NOAA Internal Letter: Lack of Funding for Satellites Will Mean "A Significant Weather Forecasting"
June 3, 2011 • 10:26AM

An internal letter of June 1, from an administrator to staff in the National Oceanic and Atmospheric Administration (NOAA), warns of the great danger that will result from cutting funding for weather satellites, in particular for tracking severe storms, especially hurricanes. Excerpts:

"When it comes to saving lives and protecting property, there should be no mistake about the high value of NOAA polar-orbiting environmental satellites (POES) and geostationary operational environmental satellites (GOES)."

"A World Without POES?

"For more than 50 years, environmental satellites have helped our forecasters see the development of dangerous weather conditions up to several days in advance. But now, the ability to maintain this continuity it threatened.

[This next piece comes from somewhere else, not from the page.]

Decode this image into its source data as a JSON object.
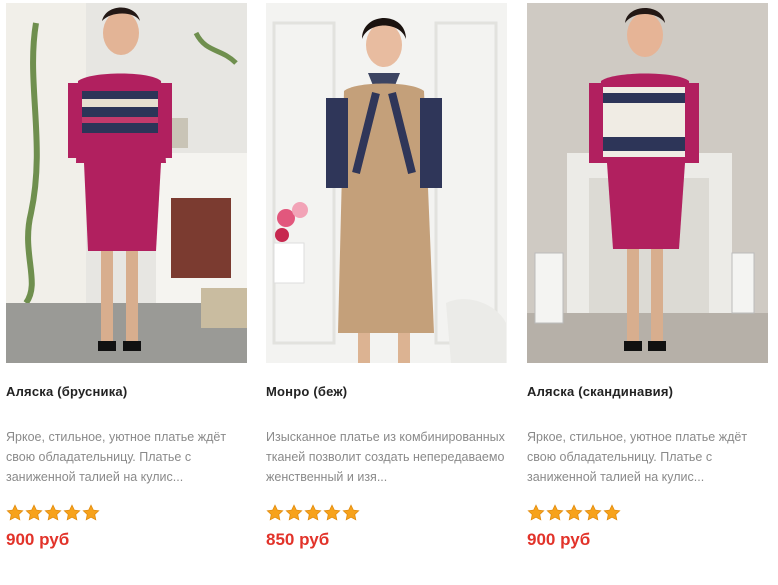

"The lack of funding for the next generation of NOAA's polar-orbitting satellites—the Joint Polar Satellite System or JPSS—will jeopardize the timeliness and accuracy of NOAA weather forecasts because there would be no polar satellite flying in the afternoon orbit beginning 2016-17. This is the projected 'end of life' for the NASA National Polar-orbiting Operational Environmental Satellite System Preparatory Project (NPP) weather and climate spacecraft. Thanks to the dedicated work of our joint NOAA-NASA team, NPP is scheduled for launch October 25, 2011.

"After the end of NPP, however, there will be a significant decline in the accuracy of NOAA's longer-range weather forecasting, most notably our hurricane track prediction two days out and beyond.

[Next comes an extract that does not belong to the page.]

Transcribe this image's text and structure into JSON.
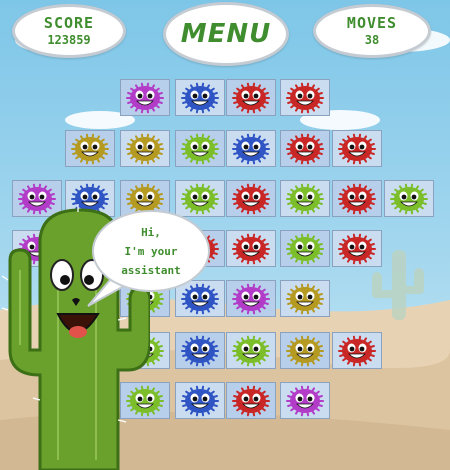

"Because they fly about 540 miles above the Earth's surface and orbit the globe every 102 minutes, NOAA's POES are able to detect changes in the atmosphere that lead to severe weather several days later. For hurricanes, that means POES monitor sea-surface temperatures that fuel the development of tropical storms, while the GOES closely track the movement of the storms once they form.

"While GOES does the space-based heavy-lifting for hurricane forecasters, providing continuous imagery over active and developing tropical storms, POES collects a unique set of data, including information for input into weather forecasting models. It's a 'one-two' punch meteorologists and the public can't live without.

"As this year's above-normal hurricane season unfolds, each storm will be a stark reminder that the life of NOAA's satellite program is absolutely critical to NOAA meeting its mission today and tomorrow."